Though I don’t totally agree with these specific steps, the principal is 100% on point. You need to have something set aside in case your car breaks down, your furnace needs to be replaced, or you lose your job.
Once you’ve done that, you have to start saving for retirement.
Ideally, you’d do a calculation to figure out what number you “want” to hit. You usually hear the magical $1,000,000 used in this scenario.
Then you will come up with a plan. You’ll factor in how much you make, how long until retirement, and a conservative estimation of how you’re investments will do from now until then.
Bottom line, save as much as you can while you can.
If you can’t afford it with cash, don’t use a credit card to buy it
This is just a good rule to live by. It’ll keep you out of credit card debt and if you don’t have credit card debt, you are way ahead of the game.
Max out tax-advantaged retirement accounts
Tax-advantaged accounts are things like 401ks, Roth IRAs, Traditional IRAs, etc.

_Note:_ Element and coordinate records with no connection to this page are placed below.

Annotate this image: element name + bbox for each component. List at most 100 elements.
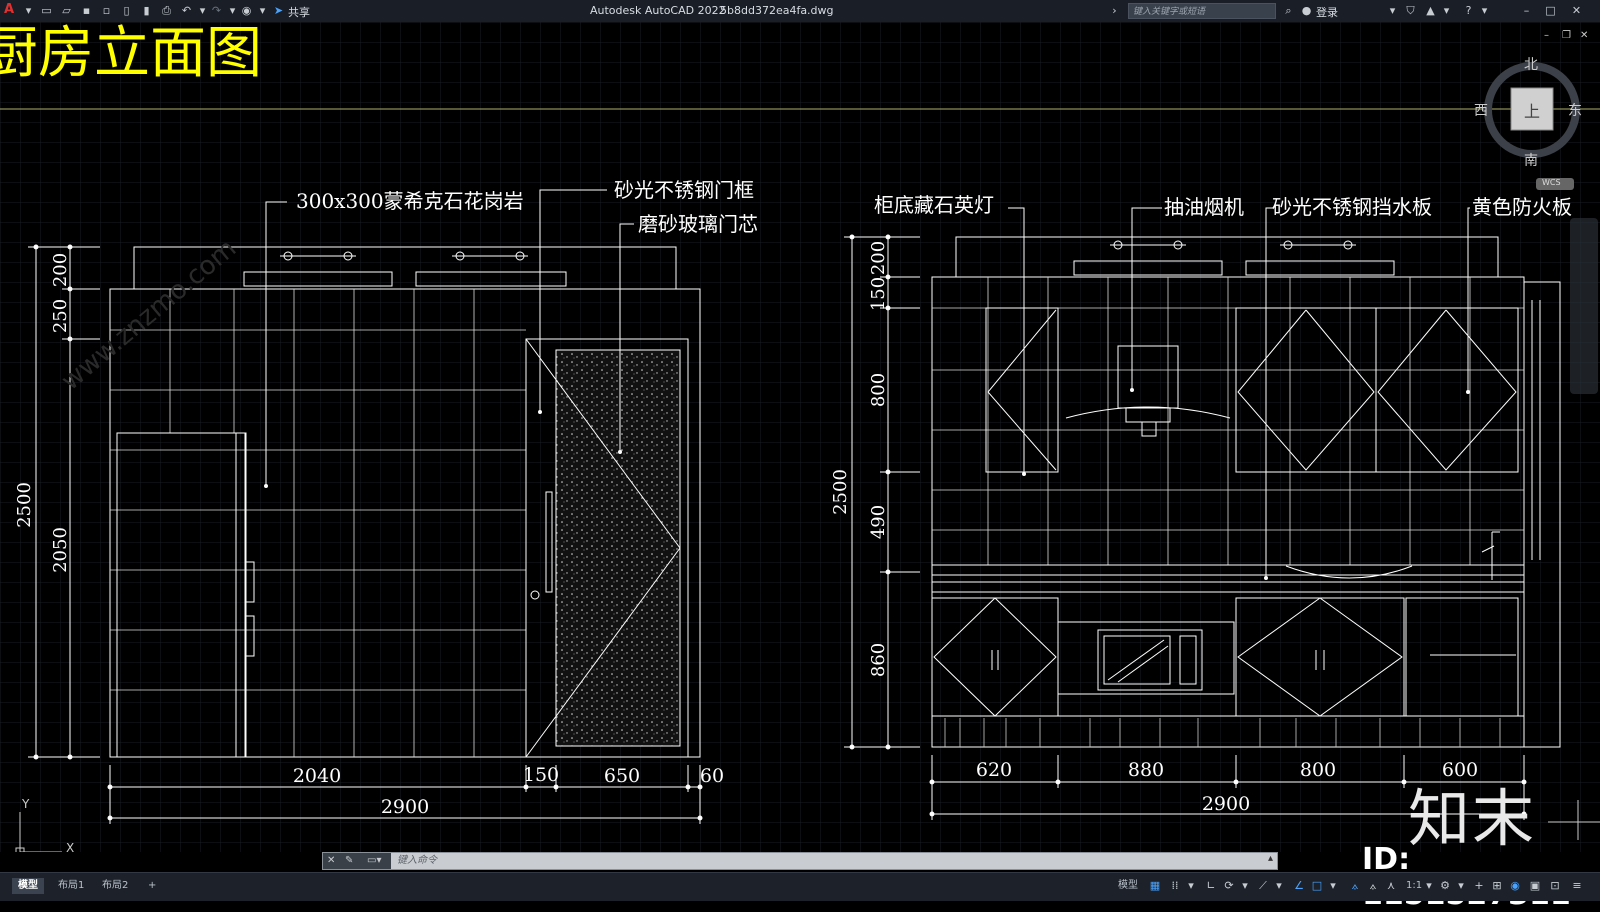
isodraft-icon[interactable]: ⟋ [1256,879,1270,893]
wcs-menu[interactable]: WCS [1542,178,1561,187]
command-input[interactable]: 键入命令 [397,853,437,869]
new-file-icon[interactable]: ▭ [40,4,53,17]
viewcube-north[interactable]: 北 [1524,54,1538,74]
label-door-frame: 砂光不锈钢门框 [614,178,754,202]
file-name: 5b8dd372ea4fa.dwg [720,4,834,17]
search-expand-icon[interactable]: › [1108,4,1121,17]
plot-icon[interactable]: ⎙ [160,4,173,17]
viewcube-south[interactable]: 南 [1524,150,1538,170]
viewcube-west[interactable]: 西 [1474,100,1488,120]
open-file-icon[interactable]: ▱ [60,4,73,17]
viewcube[interactable]: 北 南 东 西 上 WCS [1474,57,1588,208]
units-icon[interactable]: ⊞ [1490,879,1504,893]
autodesk-account-icon[interactable]: ▲ [1424,4,1437,17]
help-dropdown-icon[interactable]: ▾ [1478,4,1491,17]
workspace-icon[interactable]: ◉ [240,4,253,17]
close-command-icon[interactable]: ✕ [327,853,335,869]
workspace-switch-icon[interactable]: ⚙ [1438,879,1452,893]
dim-left-h-60: 60 [700,765,724,787]
share-label[interactable]: 共享 [288,4,310,20]
ortho-icon[interactable]: ∟ [1204,879,1218,893]
workspace-dropdown-icon[interactable]: ▾ [1454,879,1468,893]
object-snap-icon[interactable]: □ [1310,879,1324,893]
command-controls: ✕ ✎ ▭▾ [323,853,391,869]
minimize-icon[interactable]: – [1520,4,1533,17]
isodraft-dropdown-icon[interactable]: ▾ [1272,879,1286,893]
command-history-icon[interactable]: ▴ [1268,853,1273,864]
label-cabinet-light: 柜底藏石英灯 [874,193,994,217]
ucs-y-label: Y [21,797,30,811]
dim-left-v-2050: 2050 [50,527,71,573]
open-web-icon[interactable]: ▯ [120,4,133,17]
annotation-visibility-icon[interactable]: ⟑ [1348,879,1362,893]
annotation-scale-icon[interactable]: ⋏ [1384,879,1398,893]
autocad-logo-icon[interactable]: A [4,2,14,17]
drawing-canvas[interactable]: – ❐ ✕ 厨房立面图 300x300蒙希克石花岗岩 砂光不锈钢门框 磨砂玻璃门… [0,22,1600,852]
login-label[interactable]: 登录 [1316,4,1338,20]
tab-layout2[interactable]: 布局2 [96,878,134,894]
redo-icon[interactable]: ↷ [210,4,223,17]
cart-icon[interactable]: ⛉ [1404,4,1417,17]
doc-restore-icon[interactable]: ❐ [1562,30,1571,41]
object-snap-dropdown-icon[interactable]: ▾ [1326,879,1340,893]
scale-dropdown-icon[interactable]: ▾ [1422,879,1436,893]
clean-screen-icon[interactable]: ⊡ [1548,879,1562,893]
annotation-monitor-icon[interactable]: + [1472,879,1486,893]
close-icon[interactable]: ✕ [1570,4,1583,17]
viewcube-top-face[interactable]: 上 [1524,98,1540,122]
snap-icon[interactable]: ⁞⁞ [1168,879,1182,893]
isolate-objects-icon[interactable]: ◉ [1508,879,1522,893]
undo-dropdown-icon[interactable]: ▾ [196,4,209,17]
navigation-bar[interactable] [1570,218,1598,394]
account-dropdown-icon[interactable]: ▾ [1440,4,1453,17]
auto-scale-icon[interactable]: ⟑ [1366,879,1380,893]
dim-right-h-800: 800 [1300,759,1336,781]
dim-right-v-860: 860 [868,643,889,677]
command-line[interactable]: ✕ ✎ ▭▾ 键入命令 ▴ [322,852,1278,870]
redo-dropdown-icon[interactable]: ▾ [226,4,239,17]
tab-model[interactable]: 模型 [12,878,44,894]
save-icon[interactable]: ▪ [80,4,93,17]
maximize-icon[interactable]: □ [1544,4,1557,17]
object-snap-tracking-icon[interactable]: ∠ [1292,879,1306,893]
status-bar: 模型 布局1 布局2 + 模型 ▦ ⁞⁞ ▾ ∟ ⟳ ▾ ⟋ ▾ ∠ □ ▾ ⟑… [0,872,1600,901]
polar-dropdown-icon[interactable]: ▾ [1238,879,1252,893]
doc-minimize-icon[interactable]: – [1544,30,1549,41]
polar-icon[interactable]: ⟳ [1222,879,1236,893]
recent-commands-icon[interactable]: ▭▾ [367,853,381,869]
model-space-label[interactable]: 模型 [1112,878,1144,894]
dim-left-h-150: 150 [523,764,559,786]
doc-close-icon[interactable]: ✕ [1580,30,1588,41]
label-granite: 300x300蒙希克石花岗岩 [296,189,524,213]
customization-menu-icon[interactable]: ≡ [1570,879,1584,893]
dim-left-v-200: 200 [50,253,71,287]
dim-left-v-2500: 2500 [14,482,35,528]
viewcube-east[interactable]: 东 [1568,100,1582,120]
dim-right-h-880: 880 [1128,759,1164,781]
dim-right-h-620: 620 [976,759,1012,781]
quick-access-dropdown-icon[interactable]: ▾ [256,4,269,17]
search-icon[interactable]: ⌕ [1282,4,1295,17]
dim-right-v-800: 800 [868,373,889,407]
grid-icon[interactable]: ▦ [1148,879,1162,893]
help-icon[interactable]: ? [1462,4,1475,17]
save-web-icon[interactable]: ▮ [140,4,153,17]
drawing-title: 厨房立面图 [0,22,262,86]
label-door-core: 磨砂玻璃门芯 [638,212,758,236]
search-input[interactable]: 键入关键字或短语 [1128,3,1276,19]
login-dropdown-icon[interactable]: ▾ [1386,4,1399,17]
share-icon[interactable]: ➤ [272,4,285,17]
hardware-accel-icon[interactable]: ▣ [1528,879,1542,893]
customize-command-icon[interactable]: ✎ [345,853,353,869]
undo-icon[interactable]: ↶ [180,4,193,17]
dim-left-h-2040: 2040 [293,765,341,787]
app-menu-dropdown-icon[interactable]: ▾ [22,4,35,17]
save-as-icon[interactable]: ▫ [100,4,113,17]
add-layout-icon[interactable]: + [142,878,162,894]
user-icon[interactable]: ● [1300,4,1313,17]
label-backsplash: 砂光不锈钢挡水板 [1272,195,1432,219]
dim-right-v-2500: 2500 [830,469,851,515]
snap-dropdown-icon[interactable]: ▾ [1184,879,1198,893]
tab-layout1[interactable]: 布局1 [52,878,90,894]
title-bar: A ▾ ▭ ▱ ▪ ▫ ▯ ▮ ⎙ ↶ ▾ ↷ ▾ ◉ ▾ ➤ 共享 Autod… [0,0,1600,23]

And by tax-advantaged I mean your money either accrue tax-deferred (don’t pay taxes while money grows, but usually pay when withdrawn) or the money comes out tax-free (this is the case with Roth accounts).
By taking advantage of these accounts first, you can maximize your savings as well as protecting your tax liability.
Ensure your advisor is a fiduciary
By making sure your advisor is a fiduciary, you are doing yourself a great service. By definition, a fiduciary has to (legally) do what’s in their clients best interest before their own.
Additionally, advisors that act as a fiduciary, are usually fee-only. When an advisor is fee-only, it means they will make the same no matter what product or service they sell you, so they will (should) pick whatever is best for you.
Pay attention to taxes
Taxes are a pain in the backside and are unavoidable. However, there are things you can do to maximize your income and savings and minimize your tax liability.
This is where having a knowledgeable accountant/tax advisor comes in handy.
Ignore the noise
If you took the time, researched, and wrote down a sound investing plan that you’re comfortable with, don’t pay attention to what other people are doing and what the market is doing.
Do you want to know what the most difficult thing is about being an investor? It’s sticking to your guns and sticking with your plan when everyone else is doing something different and the market is in tatters.
Being able to set and stick with a financial plan is drastically underrated. Figure out what financial/investment advice works for you, get out an index card, and write it down.